In 1997, the minimum wage was $5.15 and a gallon of gas averaged about $0.69. Titanic, Men in Black, and The Lost World: Jurassic Park were the blockbuster hits of the year, and it was also the year that Princess Diana was killed in a motorcade accident.
Times were different back then, and so was football. In 1997, you could run the ball down your opponent’s throat and play hard-nosed defense to win football games. Okay, maybe football wasn’t all that different from what it is now, but it certainly doesn’t look like it did 25 years ago.
With pre-snap motions, spread offenses, and nickel defenses, I bet that coaches that were around in that era have a hard time recognizing the sport at times.
Nonetheless, here are how things went down in 1997.
1997 Football Season
As was the case for the majority of the 90s, Nebraska ran the Big 12 conference in ’97 just as they did the Big 8 before that, but more on them later.

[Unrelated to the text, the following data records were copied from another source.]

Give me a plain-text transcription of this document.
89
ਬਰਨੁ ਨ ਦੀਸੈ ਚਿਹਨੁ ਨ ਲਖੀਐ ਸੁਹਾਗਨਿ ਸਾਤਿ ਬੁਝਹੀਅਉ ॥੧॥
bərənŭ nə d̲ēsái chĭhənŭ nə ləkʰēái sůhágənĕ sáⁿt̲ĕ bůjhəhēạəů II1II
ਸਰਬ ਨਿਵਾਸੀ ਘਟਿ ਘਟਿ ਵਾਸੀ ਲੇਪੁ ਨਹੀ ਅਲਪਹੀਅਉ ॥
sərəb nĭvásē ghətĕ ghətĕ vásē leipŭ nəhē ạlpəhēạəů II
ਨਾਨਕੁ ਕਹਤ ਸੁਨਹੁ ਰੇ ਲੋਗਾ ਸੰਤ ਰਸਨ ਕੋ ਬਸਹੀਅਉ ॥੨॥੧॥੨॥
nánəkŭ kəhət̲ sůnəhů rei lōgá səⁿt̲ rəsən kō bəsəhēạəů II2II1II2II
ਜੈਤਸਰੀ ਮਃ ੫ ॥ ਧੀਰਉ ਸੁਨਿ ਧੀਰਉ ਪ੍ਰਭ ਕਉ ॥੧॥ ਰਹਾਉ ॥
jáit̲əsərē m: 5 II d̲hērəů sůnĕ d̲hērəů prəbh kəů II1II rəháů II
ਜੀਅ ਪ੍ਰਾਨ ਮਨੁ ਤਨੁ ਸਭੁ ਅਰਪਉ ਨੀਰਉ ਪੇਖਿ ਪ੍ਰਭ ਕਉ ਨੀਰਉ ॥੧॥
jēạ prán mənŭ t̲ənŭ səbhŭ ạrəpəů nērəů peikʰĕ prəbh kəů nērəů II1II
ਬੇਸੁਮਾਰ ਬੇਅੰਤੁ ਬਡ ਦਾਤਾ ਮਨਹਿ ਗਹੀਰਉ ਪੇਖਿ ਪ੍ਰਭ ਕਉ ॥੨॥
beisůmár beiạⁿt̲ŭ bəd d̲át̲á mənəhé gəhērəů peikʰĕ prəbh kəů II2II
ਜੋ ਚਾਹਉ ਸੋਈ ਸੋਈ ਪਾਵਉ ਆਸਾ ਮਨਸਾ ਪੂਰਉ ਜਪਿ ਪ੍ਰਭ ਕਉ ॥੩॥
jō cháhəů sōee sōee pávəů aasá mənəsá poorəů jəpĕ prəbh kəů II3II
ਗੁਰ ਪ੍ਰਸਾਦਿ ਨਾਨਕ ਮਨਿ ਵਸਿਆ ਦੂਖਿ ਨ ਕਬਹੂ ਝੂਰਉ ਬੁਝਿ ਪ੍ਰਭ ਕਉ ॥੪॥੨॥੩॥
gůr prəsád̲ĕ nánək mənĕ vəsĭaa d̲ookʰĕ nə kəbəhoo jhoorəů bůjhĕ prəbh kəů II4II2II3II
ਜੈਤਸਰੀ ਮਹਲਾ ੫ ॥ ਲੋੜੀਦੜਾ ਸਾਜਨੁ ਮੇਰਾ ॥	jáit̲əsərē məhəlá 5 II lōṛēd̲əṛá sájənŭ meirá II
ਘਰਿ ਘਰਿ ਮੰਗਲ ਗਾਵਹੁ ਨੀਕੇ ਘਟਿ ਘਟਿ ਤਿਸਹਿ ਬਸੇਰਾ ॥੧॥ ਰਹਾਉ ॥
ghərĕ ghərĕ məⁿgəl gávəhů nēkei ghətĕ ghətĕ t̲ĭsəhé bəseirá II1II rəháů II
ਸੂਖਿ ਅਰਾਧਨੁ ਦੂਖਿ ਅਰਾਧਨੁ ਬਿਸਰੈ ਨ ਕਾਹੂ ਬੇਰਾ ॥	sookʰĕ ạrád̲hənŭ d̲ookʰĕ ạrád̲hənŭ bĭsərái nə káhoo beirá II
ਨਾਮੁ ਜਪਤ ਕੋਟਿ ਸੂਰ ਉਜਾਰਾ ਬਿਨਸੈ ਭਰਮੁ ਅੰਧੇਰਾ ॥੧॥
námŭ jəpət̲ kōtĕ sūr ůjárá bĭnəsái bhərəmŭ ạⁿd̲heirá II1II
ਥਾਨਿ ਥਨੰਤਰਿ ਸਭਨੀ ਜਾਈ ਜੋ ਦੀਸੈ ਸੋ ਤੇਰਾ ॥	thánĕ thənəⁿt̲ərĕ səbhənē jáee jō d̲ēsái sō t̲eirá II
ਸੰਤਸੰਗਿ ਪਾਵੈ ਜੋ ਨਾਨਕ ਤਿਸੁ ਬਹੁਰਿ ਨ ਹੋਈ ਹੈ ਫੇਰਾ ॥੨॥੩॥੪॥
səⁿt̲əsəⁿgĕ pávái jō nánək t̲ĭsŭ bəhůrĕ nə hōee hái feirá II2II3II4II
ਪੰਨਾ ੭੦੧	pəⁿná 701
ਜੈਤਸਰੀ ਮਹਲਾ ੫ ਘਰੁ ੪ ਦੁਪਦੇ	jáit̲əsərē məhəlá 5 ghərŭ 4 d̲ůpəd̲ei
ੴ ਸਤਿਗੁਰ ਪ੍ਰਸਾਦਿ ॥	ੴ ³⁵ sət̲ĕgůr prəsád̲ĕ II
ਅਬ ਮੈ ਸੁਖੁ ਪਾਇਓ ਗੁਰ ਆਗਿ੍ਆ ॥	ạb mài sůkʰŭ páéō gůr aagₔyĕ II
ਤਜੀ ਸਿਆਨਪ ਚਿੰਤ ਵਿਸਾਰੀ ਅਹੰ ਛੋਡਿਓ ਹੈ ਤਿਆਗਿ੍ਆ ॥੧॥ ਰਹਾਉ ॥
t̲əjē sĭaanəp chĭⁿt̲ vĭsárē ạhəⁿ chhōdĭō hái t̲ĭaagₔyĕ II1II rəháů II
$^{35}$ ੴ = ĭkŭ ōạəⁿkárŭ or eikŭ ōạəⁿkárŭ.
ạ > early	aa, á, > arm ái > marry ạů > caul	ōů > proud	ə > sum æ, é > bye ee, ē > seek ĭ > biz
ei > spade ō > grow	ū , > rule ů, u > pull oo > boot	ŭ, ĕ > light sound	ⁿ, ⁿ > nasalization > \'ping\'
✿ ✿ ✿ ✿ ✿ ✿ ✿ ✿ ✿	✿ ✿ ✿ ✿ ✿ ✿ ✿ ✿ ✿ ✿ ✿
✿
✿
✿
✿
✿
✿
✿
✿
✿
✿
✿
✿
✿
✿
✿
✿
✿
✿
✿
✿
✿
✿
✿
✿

Texas A&M and Oklahoma State were the top two teams in the Big 12 South at 9-4 and 8-4 on the year. Texas, who started the season ranked 12th, ended up with a 4-7 record (sound familiar?) while Oklahoma, in their second year under John Blake, went 4-8 and suffered one of the worst losses in school history, a 69-7 loss to Tom Osburne’s Cornhuskers.
Kansas State had one of its best seasons in school history in 1997, finishing 11-1, with their only loss coming to Nebraska, a 56-26 thumping in Lincoln. Since they shared the North division with Nebraska that loss kept them out of the Big 12 Championship, but they still managed a bid the Fiesta Bowl. There, they defeated No. 13 Syracuse, 35-18, and finished the season ranked eighth in the AP Poll.
Tom Osburne and Nebraska were an absolute problem in 1997, as the Cornhuskers defeated every foe they faced and it typically wasn’t close, outscoring opponents 47-17 on average. At 13-0 you would’ve assumed that Nebraska was the undisputed champion, but in those days it was left up to the voters, and this time it was split. The AP Poll felt that 12-0 Michigan deserved to be declared national champions, while the Coach’s Poll declared Nebraska its national champion. In the end, both teams got a trophy, a rare instance where the honor was shared by two schools. The 1997 title gave Osburne three titles in four seasons with the Huskers and gave him the satisfaction he needed to retire, which he did.
I bet you can’t guess who the quarterback for the 1997 Cornhuskers team was.
Ever heard of a guy named Scott Frost?
1997 Big 12 Conference Awards
- Big 12 Defensive Player of the Year – Grant Winstrom, DL, Nebraska
- Big 12 Offensive Player of the Year – Rick Williams, RB, Texas
- Big 12 Coach of the Year – Bob Simmons, Oklahoma State
Here is a peek at the final standing in 1997, courtesy of Sports-Reference.com.
|North||W||L||Pct||W||L||Pct||Off||Def||SRS||SOS||AP Pre||AP High||AP Rank|
|South||W||L||Pct||W||L||Pct||Off||Def||SRS||SOS||AP Pre||AP High||AP Rank|
1997 NATIONAL AWARDS
- Texas RB Ricky Williams won the Doak Walker Award after rushing for 1,893 yards and 25 touchdowns on 279 carries. His performance in ’97 also helped him finish fifth in the Heisman voting that year.
- Nebraska DL Grant Winstrom took home the Lombardi Trophy after collecting 51 tackles, 8.5 sacks, a whopping 17 tackles for loss. Winstrom was a captain for the Blackshirts in ’97 and a major reason for the Huskers’ defense finishing fifth in total defense and second against the run.
- Nebraska OL Aaron Taylor won the Outland Trophy, awarded to the nation’s best interior offensive lineman. Taylor was an anchor for NU’s offensive line at left guard, starting all 13 games in 1997 and finishing the year with 137 pancake blocks, or 11.3 per game. Nebraska’s ranked first in total offense, rushing offense, and scoring offense in 1997.
- Kansas State K Martin Gramatica won the Lou Groza Award after hitting 19-20 field goals, going 3-for-3 outside of 50 yards. He also hit 37-of-38 extra points that season.